Former director of the Institut Pasteur and adviser of several governments under François Mitterrand died on February 18, at the age of 96.
by Philippe Kourilsky ( Honorary Professor at the College of France, Honorary Director General of the Pasteur Institute)
The biologist François Gros, passionate about the molecular mechanisms of the living, honorary professor at the College of France, former director of the Institut Pasteur, perpetual secretary of the Academy of Sciences from 1991 to 2000, died on February 18, in Paris, at the age of 96 years.
Born on April 24, 1925 in Paris, he left the capital for Honfleur, Brive and Toulouse during the Second World War, with a part of his family, before returning to 1944 to continue his university studies. In 1945, he started a thesis on the antibiotics recently discovered, soon admitted to the very young National Center for Scientific Research (CNRS) where he will carry out a large part of his career. He enters 1946 at the Pasteur Institute at Michel Macheboeuf whose premature death makes him meet Jacques Monod. It is therefore dedicated to the nascent molecular biology, of which he is one of the founders, and participates in the extraordinary intellectual bubbling of the years 1955-1965.
Jacques Monod and him were more biochemist and molecular biologists than geneticists, unlike François Jacob and André Lwoff. This is how the messenger RNA – a technology used by some Vaccines against CVIV-19 – was coded by two different ways: by François Gros and James Watson (who, with Francis Crick, had published in 1953 the duplicate structure DNA propeller, and at whom he will do an internship in Harvard), as well as by François Jacob and Sydney Brenner. Of immense modesty, François Big has often claimed that “Jacques Monod had all planned”.

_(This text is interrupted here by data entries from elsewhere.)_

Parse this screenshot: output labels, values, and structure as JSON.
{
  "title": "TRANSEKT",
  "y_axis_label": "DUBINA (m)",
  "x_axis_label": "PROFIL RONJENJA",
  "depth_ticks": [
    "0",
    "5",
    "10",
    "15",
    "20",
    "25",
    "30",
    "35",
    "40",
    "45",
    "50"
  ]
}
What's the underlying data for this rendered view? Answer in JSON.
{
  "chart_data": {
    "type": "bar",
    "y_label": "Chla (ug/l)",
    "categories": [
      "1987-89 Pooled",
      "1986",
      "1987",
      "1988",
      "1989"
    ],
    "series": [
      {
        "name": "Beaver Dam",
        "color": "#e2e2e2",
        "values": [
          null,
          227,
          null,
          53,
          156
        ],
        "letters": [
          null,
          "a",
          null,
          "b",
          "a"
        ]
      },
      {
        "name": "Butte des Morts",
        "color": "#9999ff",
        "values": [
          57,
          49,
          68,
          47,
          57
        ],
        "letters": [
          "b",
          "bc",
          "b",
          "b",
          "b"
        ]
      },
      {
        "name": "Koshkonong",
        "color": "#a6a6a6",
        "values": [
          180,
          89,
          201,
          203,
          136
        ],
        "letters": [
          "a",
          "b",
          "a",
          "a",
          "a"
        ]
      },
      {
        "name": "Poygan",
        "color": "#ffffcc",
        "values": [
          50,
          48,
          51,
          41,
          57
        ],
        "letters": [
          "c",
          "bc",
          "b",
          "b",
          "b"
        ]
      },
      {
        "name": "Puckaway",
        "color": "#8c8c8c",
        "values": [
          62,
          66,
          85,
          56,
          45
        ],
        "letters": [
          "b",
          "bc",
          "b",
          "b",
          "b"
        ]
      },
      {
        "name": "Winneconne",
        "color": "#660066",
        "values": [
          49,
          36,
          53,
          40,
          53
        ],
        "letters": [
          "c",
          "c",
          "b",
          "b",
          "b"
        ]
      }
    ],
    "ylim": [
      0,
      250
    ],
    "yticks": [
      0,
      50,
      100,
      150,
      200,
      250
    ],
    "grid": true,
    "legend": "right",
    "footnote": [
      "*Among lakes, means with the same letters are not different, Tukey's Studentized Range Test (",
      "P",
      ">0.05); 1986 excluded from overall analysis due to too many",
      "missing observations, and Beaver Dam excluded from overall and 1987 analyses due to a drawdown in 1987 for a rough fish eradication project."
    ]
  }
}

In 1962, at the Institute of Physico-Chemical Biology in Paris, he successfully creates his own lab, quickly overcrowded and, after May 68, terribly poor: we counted parly, and sometimes we had pipettes, filters and reagents , without having a perennial creativity. It continues its work on the regulation of the expression of the genes of bacteria and their viruses (bacteriophages) by the double bias of the analysis of the messengers RNAs and the proteins for which they codes.
Insatiable Intellectual Curiosity
After a passage through the Parisian Faculty of Jussieu, he returned to the Pasteur Institute, now led by Jacques Monod. Like many pastorists, it makes the “big jump” bacteria to vertebrates, without stopping intermediate complexity organisms, such as yeast or drrosophila fly. In his laboratory of Pasteur and in that associated with his Chair of Cellular Biochemistry of the College de France, where he was elected in 1973, he deploys, with major results, his research on the differentiation of higher organisms, particularly that of muscle cells.